If DS drives dad's car and has an accident, dad's insurance will NOT pay out. That's what exclusion does.

(I see some people posted while I was writing this..)

There is no possible way for me to prevent dad from taking the cell phone. He knows how I feel, and chose to keep it away longer after I tried to discuss it.


So ex is a tad bitter, no?? Sorry you and your son are put through this. DD has a phone her Dad pays for. I've taken it away from her as punishment, but if he calls/texts on it, I give it to her for that call. When she goes to his house, so does the phone. That being said, I'd tell DS to hide the darn phone when he's at Dads, or just say I forgot it. I think you both need to be on the same page as far as parenting, no matter who lives where, and he sounds like he's trying to punish you through DS. Moron.

I'd let him buy the car from your husband, as long as he's responsible and takes care of it-that would be part of the deal. Probably wouldn't let him take it to Dads because as sure as shoot, he'll take that away first chance he gets. I'm sure DS can only have one residential address, and I'd make sure it's yours. Your ex can sign some type of waiver with his ins. co stating he won't let DS drive his vehicle, and there would be no coverage if an accident occured. Honestly, I'm suprised he spends so much time there, sounds like his dad is a tad controlling and bitter still. I know my ex is still a little ( a lot really ) like that, and DD doesn't want to spend every other week with him this summer. Good luck.
 
OK. The driver Ed DD took had one day for formal in room training (it was an all day thing) and then 8 hours of on the road training with an instructor. The on the road training was scheduled whenever DD and I felt she was ready for the next hour (it was in 1 hour blocks). She also had to do 40 hours of driving with me or DH. If you have a drivers ed school like this then you don't need to worry about the Ex taking him to drivers training. Just do it all at your house. THe school we went to wants the kids to have all the 8 hours on the road training withing 90 days.

About driving the Ex's car. Tell your son he cannot drive a car at his Dad's ever. Period. He is not covered on the insurance if he should wreck the car. Because of this have your address on the license and insurance.

Have your son start talking to his Dad now about getting his drivers permit, taking drivers ed, and driving. This gives him 6 months to talk to him so he doesn't drag you back to court. Your son needs to have these conversations in an calm adult manner. He doesn't need to cop an attitude if his dad says no in the beginning. He needs to just ask him to think about it. Don't let him nag the dad about this either.

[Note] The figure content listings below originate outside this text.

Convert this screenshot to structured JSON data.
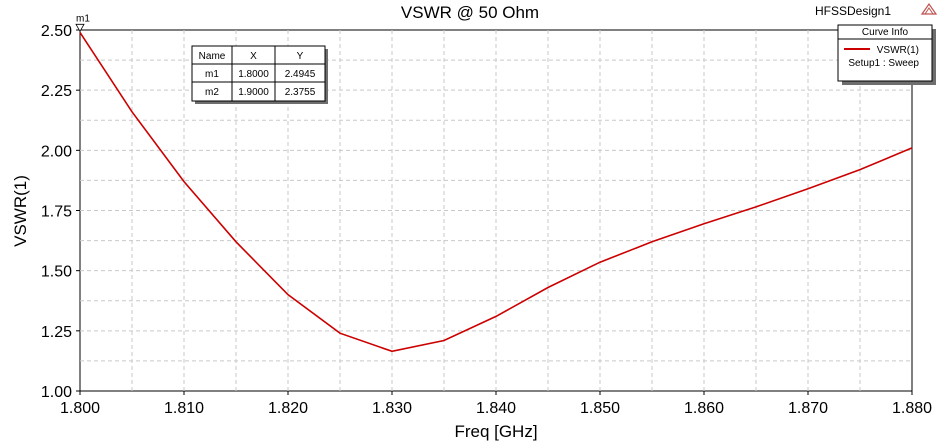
{
  "window": {
    "design_name": "HFSSDesign1",
    "logo_icon": "ansys-triangle-icon"
  },
  "chart_data": {
    "type": "line",
    "title": "VSWR @ 50 Ohm",
    "xlabel": "Freq [GHz]",
    "ylabel": "VSWR(1)",
    "xlim": [
      1.8,
      1.88
    ],
    "ylim": [
      1.0,
      2.5
    ],
    "x_ticks": [
      "1.800",
      "1.810",
      "1.820",
      "1.830",
      "1.840",
      "1.850",
      "1.860",
      "1.870",
      "1.880"
    ],
    "y_ticks": [
      "1.00",
      "1.25",
      "1.50",
      "1.75",
      "2.00",
      "2.25",
      "2.50"
    ],
    "grid": true,
    "series": [
      {
        "name": "VSWR(1)",
        "sublabel": "Setup1 : Sweep",
        "color": "#cc0000",
        "x": [
          1.8,
          1.805,
          1.81,
          1.815,
          1.82,
          1.825,
          1.83,
          1.835,
          1.84,
          1.845,
          1.85,
          1.855,
          1.86,
          1.865,
          1.87,
          1.875,
          1.88
        ],
        "y": [
          2.49,
          2.16,
          1.87,
          1.62,
          1.4,
          1.24,
          1.165,
          1.21,
          1.31,
          1.43,
          1.535,
          1.62,
          1.695,
          1.765,
          1.84,
          1.92,
          2.01
        ]
      }
    ],
    "legend": {
      "title": "Curve Info",
      "position": "top-right"
    },
    "markers": [
      {
        "name": "m1",
        "x": 1.8,
        "y": 2.4945,
        "show_on_plot": true
      }
    ],
    "marker_table": {
      "columns": [
        "Name",
        "X",
        "Y"
      ],
      "rows": [
        [
          "m1",
          "1.8000",
          "2.4945"
        ],
        [
          "m2",
          "1.9000",
          "2.3755"
        ]
      ]
    }
  }
}
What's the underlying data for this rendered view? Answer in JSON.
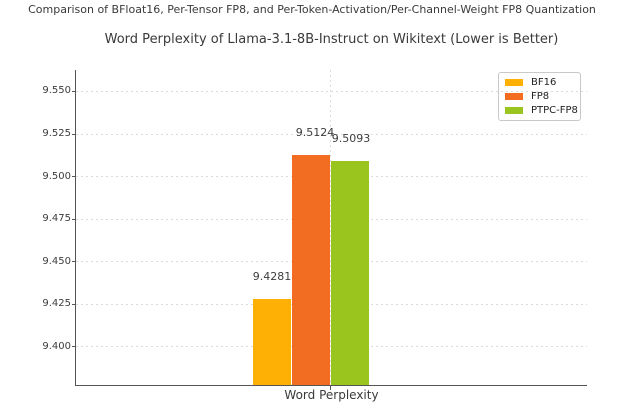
{
  "suptitle": "Comparison of BFloat16, Per-Tensor FP8, and Per-Token-Activation/Per-Channel-Weight FP8 Quantization",
  "chart_data": {
    "type": "bar",
    "title": "Word Perplexity of Llama-3.1-8B-Instruct on Wikitext (Lower is Better)",
    "categories": [
      "Word Perplexity"
    ],
    "series": [
      {
        "name": "BF16",
        "values": [
          9.4281
        ],
        "label": "9.4281",
        "color": "#FFB005"
      },
      {
        "name": "FP8",
        "values": [
          9.5124
        ],
        "label": "9.5124",
        "color": "#F26C21"
      },
      {
        "name": "PTPC-FP8",
        "values": [
          9.5093
        ],
        "label": "9.5093",
        "color": "#99C51E"
      }
    ],
    "xlabel": "Word Perplexity",
    "ylabel": "",
    "ylim": [
      9.3776,
      9.5626
    ],
    "yticks": [
      9.4,
      9.425,
      9.45,
      9.475,
      9.5,
      9.525,
      9.55
    ],
    "ytick_labels": [
      "9.400",
      "9.425",
      "9.450",
      "9.475",
      "9.500",
      "9.525",
      "9.550"
    ],
    "grid": true,
    "legend_position": "upper right"
  },
  "colors": {
    "background": "#ffffff",
    "text": "#3a3a3a",
    "spine": "#555555",
    "gridline": "#dcdcdc",
    "legend_border": "#c9c9c9"
  }
}
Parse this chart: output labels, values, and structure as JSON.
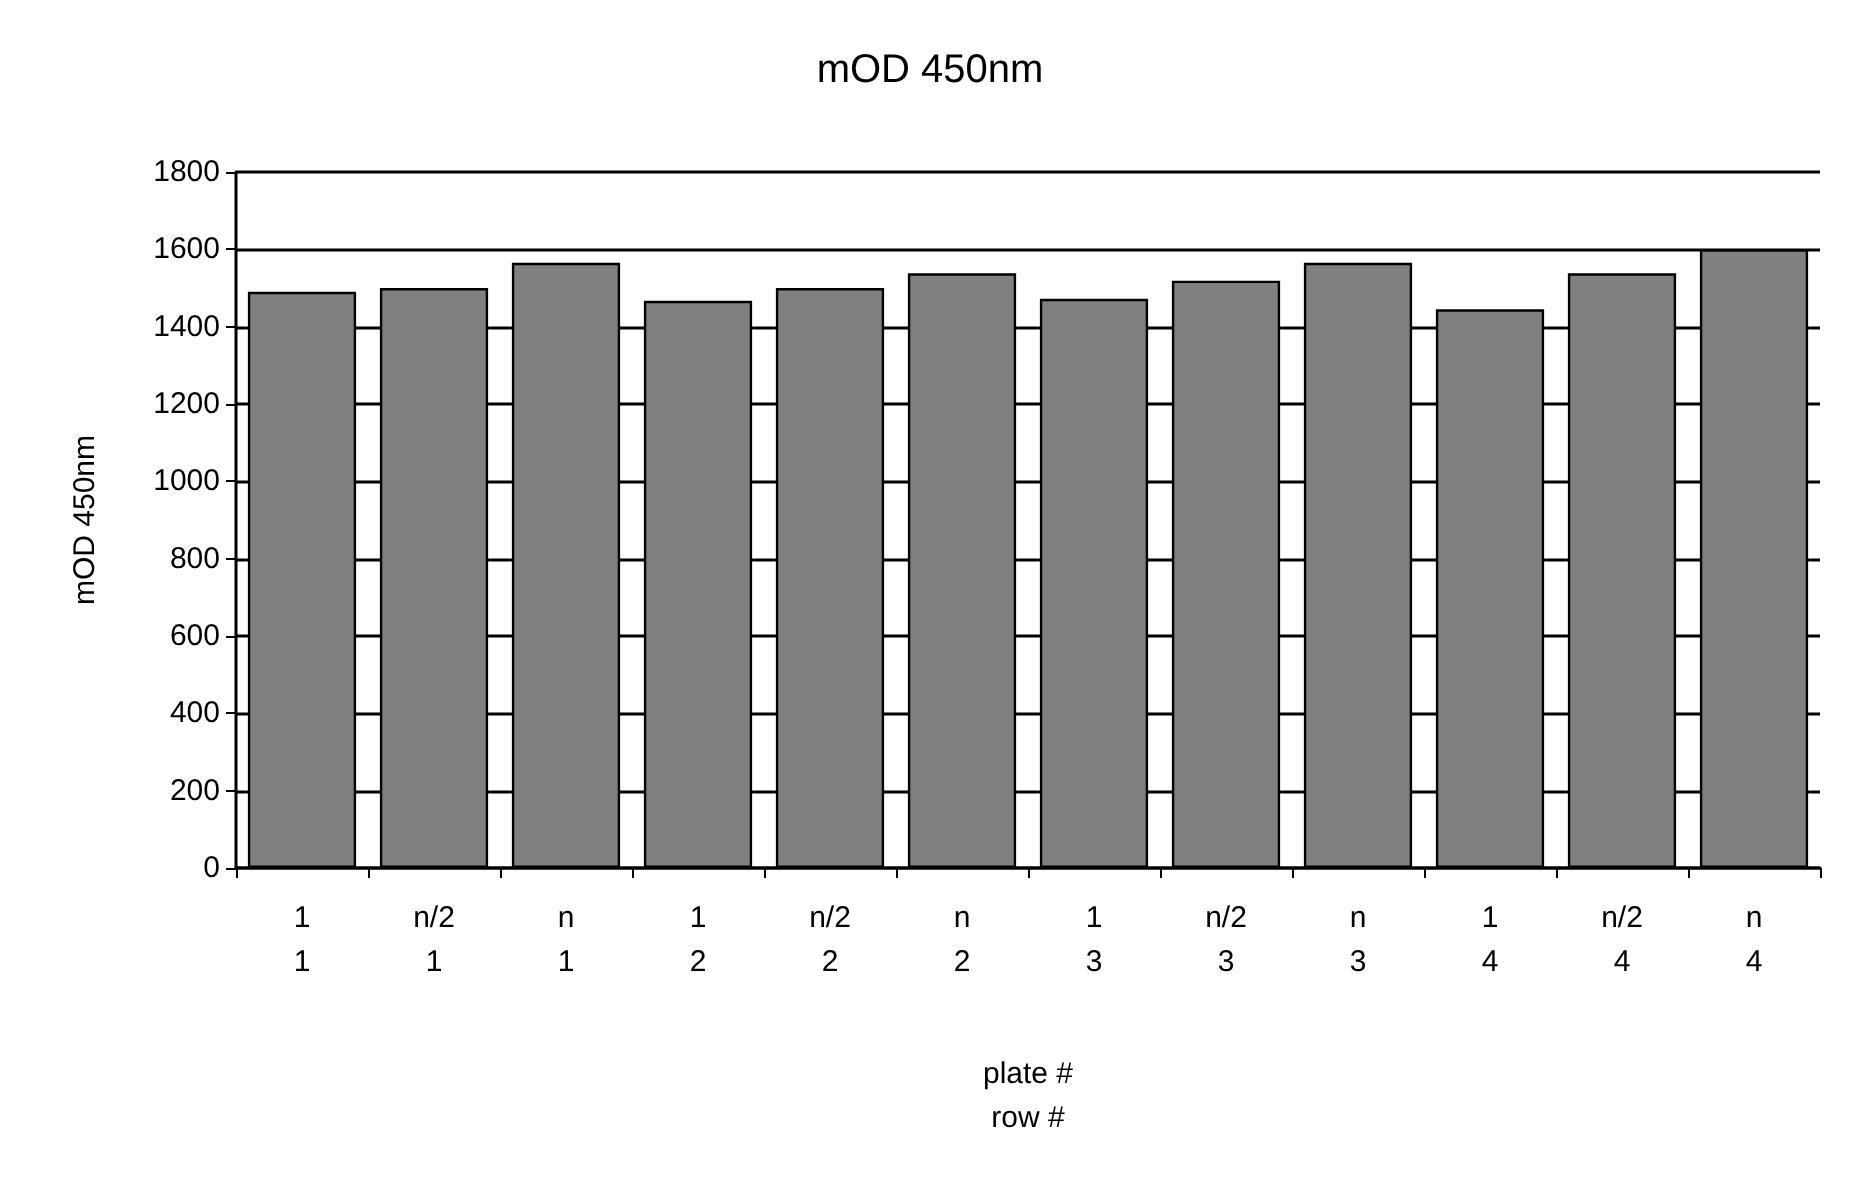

When DD got her drivers permit she didn't need both parents to sign, just one.


Good luck.
 
WOW, snarky much. It isn't an option in most states and this actually makes the situation WORSE. If your ex excludes your son from the policy, lets him drive and your son gets into an accident, your ex will have to pay out of pocket for any damages--not smart at all.

WOW, jump to conclusions much (and yes, THAT was snarky).
I actually retyped that 3 different times knowing that no matter how I typed it, you'd possibly take it wrong. I just didn't think telling you that you didn't have a clue what you were talking about was the way to go. At least I know I tried to be nice.